Écroulée sur une chaise, cheveux et doigts noircis, Marraine contemplait d’un regard hagard le fusil posé sur ses genoux... Ou du moins ce qu’il en restait.
- Je suis là... Je suis désolée... Je ne l’ai pas fait exprès...
            Et ce fut l’inconnu qui arriva le premier auprès d’elle, s’assurant qu’elle ne souffrait d’aucune blessure tout en la débarrassant des reliefs de sa mésaventure.
- Ça ira, elle va bien... Simplement un peu choquée... Ça passera très vite.
            De quoi se mêlait-il ? N’en avait-il pas assez fait déjà ? Sans lui, rien de tout cela ne serait arrivé... Mais elle aussi, quelle sotte ! Comment lui était venu cette idée stupide d’exhiber une arme dangereuse !
- Marraine... Comment est-ce possible ! Tu m’as toujours assuré que ce fusil était déchargé !
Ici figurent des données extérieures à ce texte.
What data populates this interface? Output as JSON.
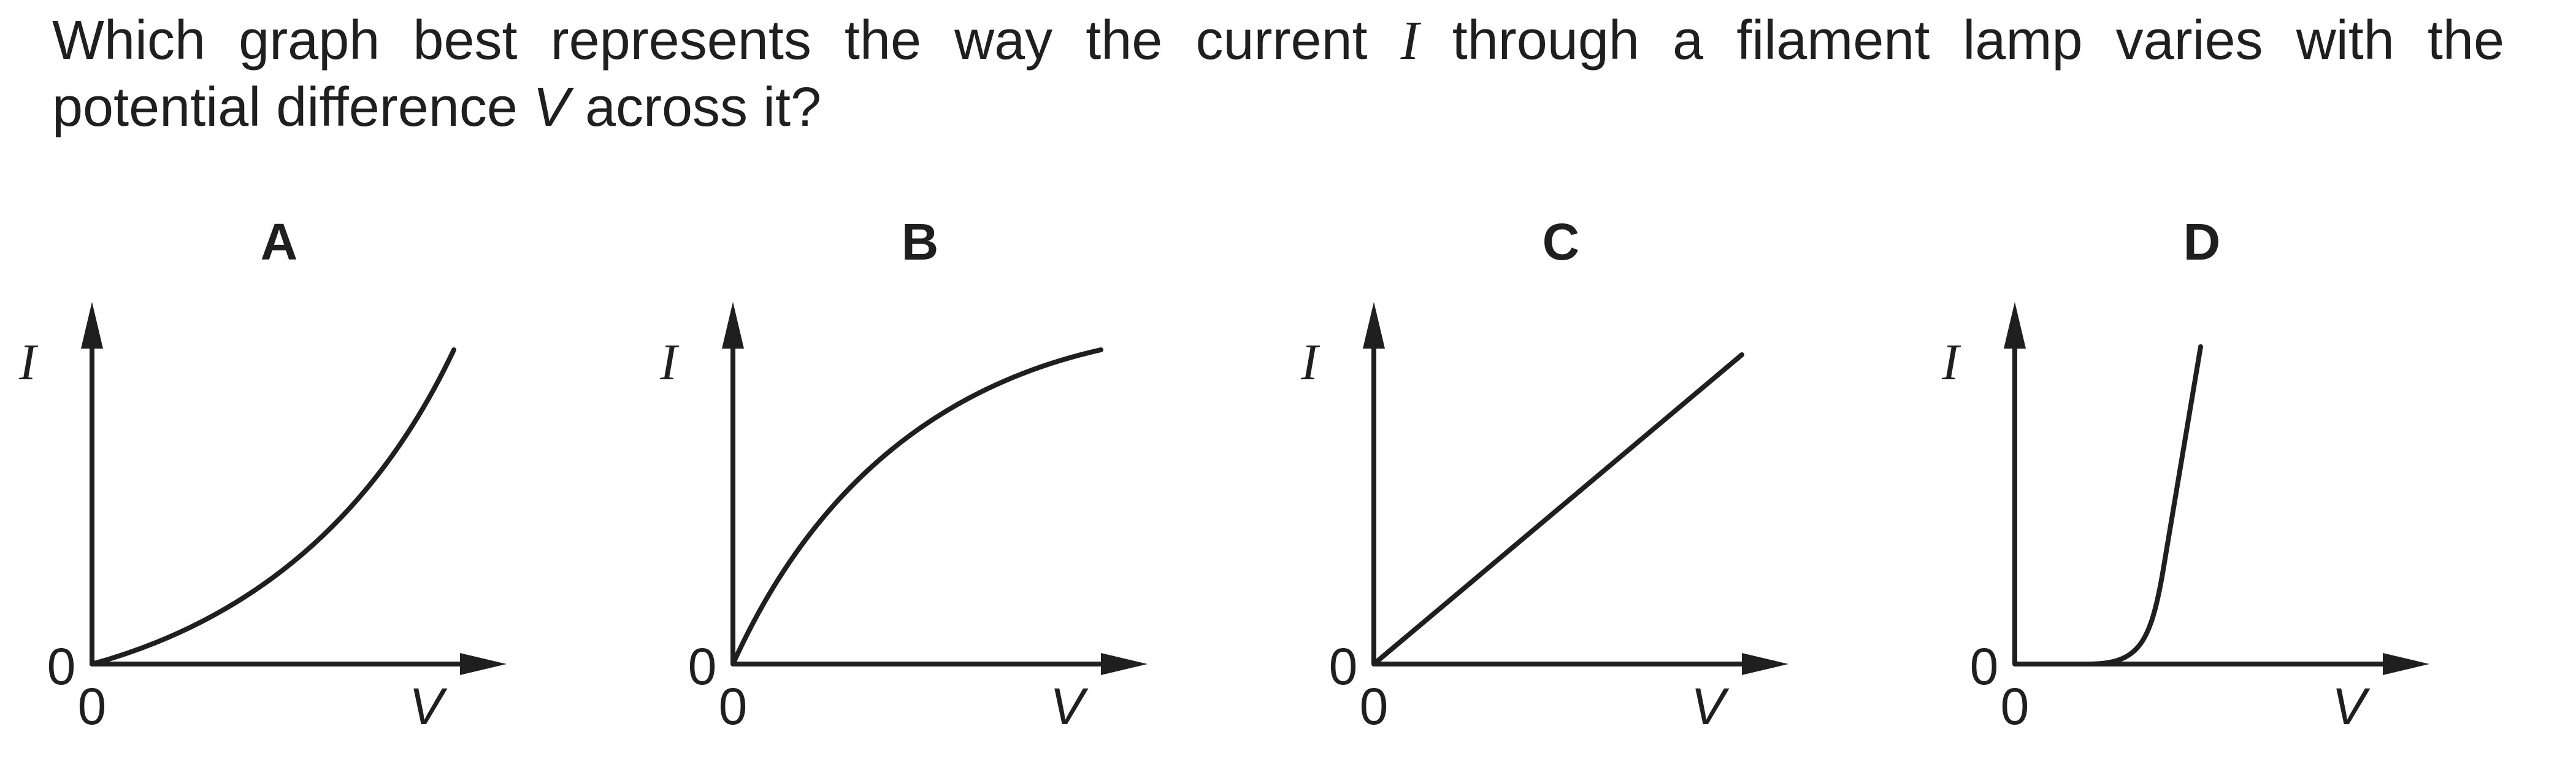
{
  "question": {
    "line1_parts": [
      "Which graph best represents the way the current ",
      "I",
      " through a filament lamp varies with the"
    ],
    "line2_parts": [
      "potential difference ",
      "V",
      " across it?"
    ]
  },
  "graphs": [
    {
      "letter": "A",
      "y_axis_label": "I",
      "x_axis_label": "V",
      "y_origin_label": "0",
      "x_origin_label": "0",
      "curve_shape": "concave-up"
    },
    {
      "letter": "B",
      "y_axis_label": "I",
      "x_axis_label": "V",
      "y_origin_label": "0",
      "x_origin_label": "0",
      "curve_shape": "concave-down"
    },
    {
      "letter": "C",
      "y_axis_label": "I",
      "x_axis_label": "V",
      "y_origin_label": "0",
      "x_origin_label": "0",
      "curve_shape": "linear"
    },
    {
      "letter": "D",
      "y_axis_label": "I",
      "x_axis_label": "V",
      "y_origin_label": "0",
      "x_origin_label": "0",
      "curve_shape": "threshold-then-steep"
    }
  ]
}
- Il l’était ! J’ai vérifié... La chambre était vide... Je ne sais pas comment c’est arrivé... J’ai dû appuyer sur la gâchette par mégarde, et... C’est la poudre... J’ai dû actionner la pierre... Et... Comment pouvais-je supposer que...
- Ce n’est rien... C’est fini... Et vous, ne restez pas planté ainsi... Aidez-moi à l’allonger...
- Je n’ai plus le temps... J’ai un gosse malade qui attend et je ne peux le laisser seul trop longtemps....
- Un gosse malade… le médecin le plus proche est à… .
- Non, non… je suis médecin, ce dont je manque c’est de médicaments. Écoutez... Il faut que j’y aille, il est mal en point et... En fait, je dois trouver une pharmacie ouverte et j’espérais que quelqu’un pourrait veiller sur lui durant mon absence... Ce n’est pas loin... Juste la maison à côté...
- À côté ? Vous ! Alors c’est vous qui... Nous verrons ça une autre fois ! Donnez-moi le temps de coucher Marraine, de me changer et je vous rejoins. Oh, j’y pense ! Avant d’aller plus loin, voyez à l’Hospice, en haut du village, ils auront certainement de quoi vous dépanner.
- L’hospice ?
- Oui, on y assure des soins médicaux. Cela va d’un rhume à... Et mince ! Je n’arrive pas à défaire l’agrafe de la ceinture.
- Tournez-vous... Voilà qui est fait. Au bout du village ?
- Une grande bâtisse toute repeinte de neuf, il est impossible de la rater. Je peux les avertir ou bien... Vous pouvez leur parler et voir directement avec eux s’ils disposent de ce qui vous est nécessaire.
- En effet, et pendant ce temps...
- Je me dépêche !
- Je suis désolé, vous vous prépariez à sortir et...
- Non, pas du tout... Ce n’était qu’un simple essayage.
- Vraiment ? C’est une très jolie robe et qui vous va à ravir.
- Merci ! Tenez, voici le numéro. J’en ai pour deux minutes.
- Attendez ! Vous vous appelez... Charlotte, c’est cela ?
- Oui, et il faudra faire avec !
- Ça me convient tout à fait...
- Tant mieux. Et vous ?
- Moi ?
- Oui, vous… Votre nom ?
- Oh… Pardon… moi, c’est Pierre. Pierre Brussac.
- Enchantée, Pierre !
- Moi surtout, car de nous deux, c’est en vous qu’est le merveilleux... Pas en moi.